/native-hdfs-fuse

C HDFS FUSE implementation, no libhdfs

Primary LanguageCApache License 2.0Apache-2.0

Native HDFS Fuse Implementation

This program allows you to mount an HDFS via FUSE so it appears like a local filesystem.

Unlike other FUSE HDFS implementations this implementation doesn't use libhdfs or otherwise start a JVM - it constructs and sends the protocol buffer messages itself. The implementation supports random file writes too.

Usage

Compiling

Dependencies for Ubuntu (22.04)
sudo apt-get install -y pkgconf libfuse-dev libprotobuf-c-dev libprotobuf-dev protobuf-c-compiler uncrustify

Compile the program :

make && make install

This will compile and install the native-hdfs-fuse binary to /usr/bin.
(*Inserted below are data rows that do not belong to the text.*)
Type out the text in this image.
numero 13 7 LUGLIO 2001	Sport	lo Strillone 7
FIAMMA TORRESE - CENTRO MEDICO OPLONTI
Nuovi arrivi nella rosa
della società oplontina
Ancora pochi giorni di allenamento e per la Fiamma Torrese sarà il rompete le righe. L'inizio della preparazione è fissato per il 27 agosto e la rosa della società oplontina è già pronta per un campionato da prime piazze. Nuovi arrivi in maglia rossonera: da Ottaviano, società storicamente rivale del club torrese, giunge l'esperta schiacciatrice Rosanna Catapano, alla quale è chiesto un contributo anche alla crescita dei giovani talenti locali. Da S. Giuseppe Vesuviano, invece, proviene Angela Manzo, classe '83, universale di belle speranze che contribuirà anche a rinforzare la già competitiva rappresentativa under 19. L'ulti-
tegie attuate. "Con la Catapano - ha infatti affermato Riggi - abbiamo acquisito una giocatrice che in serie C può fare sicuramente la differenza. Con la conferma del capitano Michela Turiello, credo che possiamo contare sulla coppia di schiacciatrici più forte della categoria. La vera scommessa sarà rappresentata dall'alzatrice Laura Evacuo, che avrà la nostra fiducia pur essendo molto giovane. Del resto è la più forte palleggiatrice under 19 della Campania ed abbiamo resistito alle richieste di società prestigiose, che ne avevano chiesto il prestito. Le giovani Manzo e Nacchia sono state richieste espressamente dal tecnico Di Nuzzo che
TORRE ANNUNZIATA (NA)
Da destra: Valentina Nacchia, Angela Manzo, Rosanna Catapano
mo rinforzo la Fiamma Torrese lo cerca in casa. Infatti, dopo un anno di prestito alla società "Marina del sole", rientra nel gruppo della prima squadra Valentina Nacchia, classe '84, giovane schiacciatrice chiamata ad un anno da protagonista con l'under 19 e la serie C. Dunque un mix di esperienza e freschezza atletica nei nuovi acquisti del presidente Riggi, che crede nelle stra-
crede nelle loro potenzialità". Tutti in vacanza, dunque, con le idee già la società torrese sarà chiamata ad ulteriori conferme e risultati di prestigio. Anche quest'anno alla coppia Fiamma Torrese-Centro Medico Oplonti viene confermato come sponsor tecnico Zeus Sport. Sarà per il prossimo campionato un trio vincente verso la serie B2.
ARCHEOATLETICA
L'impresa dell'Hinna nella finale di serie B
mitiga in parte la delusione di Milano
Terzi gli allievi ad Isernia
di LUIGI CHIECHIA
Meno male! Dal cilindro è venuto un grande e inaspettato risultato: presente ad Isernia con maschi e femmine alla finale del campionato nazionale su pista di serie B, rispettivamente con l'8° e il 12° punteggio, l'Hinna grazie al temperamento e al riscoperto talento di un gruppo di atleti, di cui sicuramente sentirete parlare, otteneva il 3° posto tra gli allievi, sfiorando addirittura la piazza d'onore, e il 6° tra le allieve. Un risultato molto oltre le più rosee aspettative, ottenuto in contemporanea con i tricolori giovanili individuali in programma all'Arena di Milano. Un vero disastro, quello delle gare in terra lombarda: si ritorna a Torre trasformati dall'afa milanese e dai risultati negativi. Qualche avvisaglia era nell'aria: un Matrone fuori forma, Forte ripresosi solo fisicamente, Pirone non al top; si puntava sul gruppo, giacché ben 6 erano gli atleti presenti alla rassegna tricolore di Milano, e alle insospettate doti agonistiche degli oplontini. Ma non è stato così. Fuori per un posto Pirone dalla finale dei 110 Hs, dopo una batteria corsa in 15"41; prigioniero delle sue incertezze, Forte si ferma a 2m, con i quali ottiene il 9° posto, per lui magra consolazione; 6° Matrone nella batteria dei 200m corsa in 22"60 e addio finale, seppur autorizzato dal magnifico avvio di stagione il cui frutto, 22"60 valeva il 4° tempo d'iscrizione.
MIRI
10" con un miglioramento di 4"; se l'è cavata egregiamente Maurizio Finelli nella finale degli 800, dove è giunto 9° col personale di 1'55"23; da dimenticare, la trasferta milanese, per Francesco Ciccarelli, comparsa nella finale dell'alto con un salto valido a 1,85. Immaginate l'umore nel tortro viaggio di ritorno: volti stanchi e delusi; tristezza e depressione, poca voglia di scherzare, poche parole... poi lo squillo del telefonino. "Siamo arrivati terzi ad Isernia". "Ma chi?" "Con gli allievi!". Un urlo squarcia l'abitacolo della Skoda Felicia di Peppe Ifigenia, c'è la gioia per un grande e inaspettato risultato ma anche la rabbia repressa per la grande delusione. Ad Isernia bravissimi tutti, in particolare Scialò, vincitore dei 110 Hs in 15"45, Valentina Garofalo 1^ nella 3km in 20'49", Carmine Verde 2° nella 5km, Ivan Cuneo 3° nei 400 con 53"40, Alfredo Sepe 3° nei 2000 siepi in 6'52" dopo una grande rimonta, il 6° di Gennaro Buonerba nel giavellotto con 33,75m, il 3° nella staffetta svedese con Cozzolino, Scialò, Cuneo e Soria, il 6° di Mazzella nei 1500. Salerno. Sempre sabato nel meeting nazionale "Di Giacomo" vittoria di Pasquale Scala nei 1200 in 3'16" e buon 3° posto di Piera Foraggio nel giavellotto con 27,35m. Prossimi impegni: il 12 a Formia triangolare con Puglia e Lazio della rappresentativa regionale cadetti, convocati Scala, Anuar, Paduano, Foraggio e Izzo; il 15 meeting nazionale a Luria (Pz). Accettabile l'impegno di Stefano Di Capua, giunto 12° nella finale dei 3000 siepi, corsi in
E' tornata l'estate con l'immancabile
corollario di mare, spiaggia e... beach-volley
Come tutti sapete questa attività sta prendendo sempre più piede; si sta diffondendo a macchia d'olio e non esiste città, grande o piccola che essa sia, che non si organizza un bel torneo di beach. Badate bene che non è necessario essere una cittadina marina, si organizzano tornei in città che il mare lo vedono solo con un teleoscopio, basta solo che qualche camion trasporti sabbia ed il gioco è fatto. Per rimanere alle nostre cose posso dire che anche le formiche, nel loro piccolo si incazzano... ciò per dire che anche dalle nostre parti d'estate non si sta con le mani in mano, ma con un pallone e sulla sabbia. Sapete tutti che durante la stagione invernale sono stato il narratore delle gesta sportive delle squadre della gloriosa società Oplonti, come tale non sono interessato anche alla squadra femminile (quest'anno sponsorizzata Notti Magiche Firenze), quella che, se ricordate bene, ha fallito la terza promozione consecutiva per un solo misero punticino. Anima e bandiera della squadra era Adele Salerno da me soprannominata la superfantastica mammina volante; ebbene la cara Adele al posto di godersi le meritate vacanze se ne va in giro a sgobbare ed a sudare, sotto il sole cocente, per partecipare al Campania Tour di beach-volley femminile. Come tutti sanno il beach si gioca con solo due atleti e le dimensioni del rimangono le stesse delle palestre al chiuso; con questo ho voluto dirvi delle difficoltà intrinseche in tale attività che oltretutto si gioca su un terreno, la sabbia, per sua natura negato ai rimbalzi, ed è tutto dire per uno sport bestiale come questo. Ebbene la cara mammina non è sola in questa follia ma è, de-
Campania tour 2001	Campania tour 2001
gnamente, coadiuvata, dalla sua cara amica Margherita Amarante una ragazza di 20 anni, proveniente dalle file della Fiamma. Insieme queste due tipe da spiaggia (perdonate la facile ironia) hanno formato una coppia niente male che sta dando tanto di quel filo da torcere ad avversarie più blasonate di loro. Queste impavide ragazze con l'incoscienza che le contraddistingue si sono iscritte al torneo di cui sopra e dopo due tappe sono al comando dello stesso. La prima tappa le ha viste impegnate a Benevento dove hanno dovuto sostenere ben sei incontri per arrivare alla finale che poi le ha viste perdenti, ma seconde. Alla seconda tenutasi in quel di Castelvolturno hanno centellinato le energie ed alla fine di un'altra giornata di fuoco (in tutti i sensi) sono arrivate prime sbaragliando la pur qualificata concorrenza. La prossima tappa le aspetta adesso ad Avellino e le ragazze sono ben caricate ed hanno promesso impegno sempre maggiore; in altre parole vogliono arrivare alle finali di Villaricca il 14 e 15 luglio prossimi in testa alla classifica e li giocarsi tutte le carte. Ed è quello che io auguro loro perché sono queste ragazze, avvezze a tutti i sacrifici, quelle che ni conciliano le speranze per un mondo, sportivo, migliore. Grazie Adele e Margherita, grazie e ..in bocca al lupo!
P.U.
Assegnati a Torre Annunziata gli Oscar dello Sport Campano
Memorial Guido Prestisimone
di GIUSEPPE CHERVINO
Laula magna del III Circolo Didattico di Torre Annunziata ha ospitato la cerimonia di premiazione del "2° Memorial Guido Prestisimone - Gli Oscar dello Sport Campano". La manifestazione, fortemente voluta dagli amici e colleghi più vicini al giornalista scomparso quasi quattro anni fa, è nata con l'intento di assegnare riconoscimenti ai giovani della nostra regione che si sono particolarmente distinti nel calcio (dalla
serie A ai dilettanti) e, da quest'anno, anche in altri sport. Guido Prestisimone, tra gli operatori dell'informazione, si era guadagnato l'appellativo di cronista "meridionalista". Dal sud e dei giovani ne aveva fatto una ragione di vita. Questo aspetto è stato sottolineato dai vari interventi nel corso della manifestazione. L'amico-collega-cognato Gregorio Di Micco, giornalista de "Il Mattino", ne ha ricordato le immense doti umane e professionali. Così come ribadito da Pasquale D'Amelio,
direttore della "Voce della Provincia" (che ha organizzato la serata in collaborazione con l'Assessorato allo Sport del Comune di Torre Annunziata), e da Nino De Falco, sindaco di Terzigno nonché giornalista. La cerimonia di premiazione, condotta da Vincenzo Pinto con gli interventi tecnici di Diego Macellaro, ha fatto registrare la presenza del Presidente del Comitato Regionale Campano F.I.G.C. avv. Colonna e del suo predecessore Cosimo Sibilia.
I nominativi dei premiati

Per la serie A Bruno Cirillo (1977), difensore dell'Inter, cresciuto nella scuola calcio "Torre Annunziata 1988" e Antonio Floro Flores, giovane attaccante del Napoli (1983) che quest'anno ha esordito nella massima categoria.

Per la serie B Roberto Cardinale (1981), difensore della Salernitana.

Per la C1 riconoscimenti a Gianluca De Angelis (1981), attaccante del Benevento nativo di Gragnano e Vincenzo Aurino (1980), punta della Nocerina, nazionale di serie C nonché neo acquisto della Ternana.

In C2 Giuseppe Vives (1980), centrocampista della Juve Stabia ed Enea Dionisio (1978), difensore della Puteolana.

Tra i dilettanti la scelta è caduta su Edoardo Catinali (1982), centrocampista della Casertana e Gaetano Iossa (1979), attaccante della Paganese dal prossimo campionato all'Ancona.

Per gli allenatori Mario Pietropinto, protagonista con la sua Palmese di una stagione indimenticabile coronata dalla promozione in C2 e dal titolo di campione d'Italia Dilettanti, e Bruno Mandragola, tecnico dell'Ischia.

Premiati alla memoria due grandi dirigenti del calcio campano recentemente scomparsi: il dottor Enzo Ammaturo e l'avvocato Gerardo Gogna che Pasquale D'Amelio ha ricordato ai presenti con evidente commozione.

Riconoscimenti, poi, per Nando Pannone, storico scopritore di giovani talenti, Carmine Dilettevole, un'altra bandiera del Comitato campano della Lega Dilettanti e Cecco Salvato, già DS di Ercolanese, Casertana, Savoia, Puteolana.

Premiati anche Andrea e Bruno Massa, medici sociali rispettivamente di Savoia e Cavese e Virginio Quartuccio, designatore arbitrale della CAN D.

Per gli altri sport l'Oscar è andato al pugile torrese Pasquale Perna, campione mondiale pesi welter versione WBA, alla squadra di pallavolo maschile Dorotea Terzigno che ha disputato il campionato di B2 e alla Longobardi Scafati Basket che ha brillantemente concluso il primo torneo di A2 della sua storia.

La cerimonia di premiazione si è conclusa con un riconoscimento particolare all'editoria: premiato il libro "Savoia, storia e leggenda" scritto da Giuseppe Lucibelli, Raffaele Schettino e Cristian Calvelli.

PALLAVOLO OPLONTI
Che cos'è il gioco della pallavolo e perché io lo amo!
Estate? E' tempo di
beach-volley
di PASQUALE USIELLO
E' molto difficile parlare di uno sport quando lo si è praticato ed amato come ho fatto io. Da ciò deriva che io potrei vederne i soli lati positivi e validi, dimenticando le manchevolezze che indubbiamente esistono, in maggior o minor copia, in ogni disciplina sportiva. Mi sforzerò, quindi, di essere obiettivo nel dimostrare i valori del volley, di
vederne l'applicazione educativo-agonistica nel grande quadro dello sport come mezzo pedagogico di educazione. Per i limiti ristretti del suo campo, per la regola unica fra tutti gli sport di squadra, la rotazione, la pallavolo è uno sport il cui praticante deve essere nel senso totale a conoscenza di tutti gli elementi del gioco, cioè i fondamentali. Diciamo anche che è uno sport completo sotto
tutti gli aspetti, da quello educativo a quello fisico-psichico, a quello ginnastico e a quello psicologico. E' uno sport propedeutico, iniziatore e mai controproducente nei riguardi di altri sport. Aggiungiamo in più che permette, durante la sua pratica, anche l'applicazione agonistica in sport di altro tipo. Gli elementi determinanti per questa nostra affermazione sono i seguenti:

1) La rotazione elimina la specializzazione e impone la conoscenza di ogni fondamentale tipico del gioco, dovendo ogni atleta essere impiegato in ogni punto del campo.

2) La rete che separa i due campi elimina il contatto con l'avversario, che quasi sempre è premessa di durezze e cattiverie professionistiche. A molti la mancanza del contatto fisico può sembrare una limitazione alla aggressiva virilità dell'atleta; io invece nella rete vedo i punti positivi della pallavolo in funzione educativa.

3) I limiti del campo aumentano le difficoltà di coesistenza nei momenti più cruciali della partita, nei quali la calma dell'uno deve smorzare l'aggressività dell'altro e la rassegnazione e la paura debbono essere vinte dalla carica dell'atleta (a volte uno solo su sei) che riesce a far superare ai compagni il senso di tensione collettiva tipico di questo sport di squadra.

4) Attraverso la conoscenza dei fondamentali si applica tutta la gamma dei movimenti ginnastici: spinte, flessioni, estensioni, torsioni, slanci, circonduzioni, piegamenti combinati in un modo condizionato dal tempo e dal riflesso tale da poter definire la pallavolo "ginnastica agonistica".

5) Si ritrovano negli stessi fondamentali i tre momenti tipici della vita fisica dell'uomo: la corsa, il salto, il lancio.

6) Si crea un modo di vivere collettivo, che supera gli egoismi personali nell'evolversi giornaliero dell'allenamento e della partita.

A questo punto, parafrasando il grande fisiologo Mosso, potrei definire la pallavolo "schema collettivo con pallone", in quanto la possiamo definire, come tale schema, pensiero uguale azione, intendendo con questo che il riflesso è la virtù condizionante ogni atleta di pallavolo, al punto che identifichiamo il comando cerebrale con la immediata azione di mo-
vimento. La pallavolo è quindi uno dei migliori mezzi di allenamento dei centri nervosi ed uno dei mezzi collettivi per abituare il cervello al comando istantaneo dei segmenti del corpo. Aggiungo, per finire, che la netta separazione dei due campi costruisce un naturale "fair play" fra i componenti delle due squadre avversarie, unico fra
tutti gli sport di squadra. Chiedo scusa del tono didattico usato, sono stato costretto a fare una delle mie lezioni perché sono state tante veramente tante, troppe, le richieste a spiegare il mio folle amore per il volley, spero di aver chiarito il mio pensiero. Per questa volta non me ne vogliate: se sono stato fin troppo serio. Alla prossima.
The build process needs the protoc-c protobuf compiler available and uses pkg-config to find the fuse and libprotobuf-c shared libraries it needs to link to.

You can make a debug build using make debug; this adds debug symbols to the binary and compiles in verbose logging statements.

Running

native-hdfs-fuse <namenode host> <namenode port, usually 8020> <other FUSE arguments, including mount directory>

Testing

Tested using fsx on a Hadoop Minicluster. Useful settings include setting the minicluster block size to a small value (e.g. passing -D dfs.block.size=4194304 as an argument to minicluster) and getting fsx to use a large file (e.g. by passing -F 134217728) to test the multi-block logic.

Contributing

Please contribute by submitting Github pull requests here.

Some missing features:

  • Support for HDFS encrypted transport.
  • Using HDFS' shared memory shortcut when reading blocks locally.
  • CRC32 (not CRC32C) checksumming.
  • Checksum validation when reading packets.
  • Data Node pipeline recovery.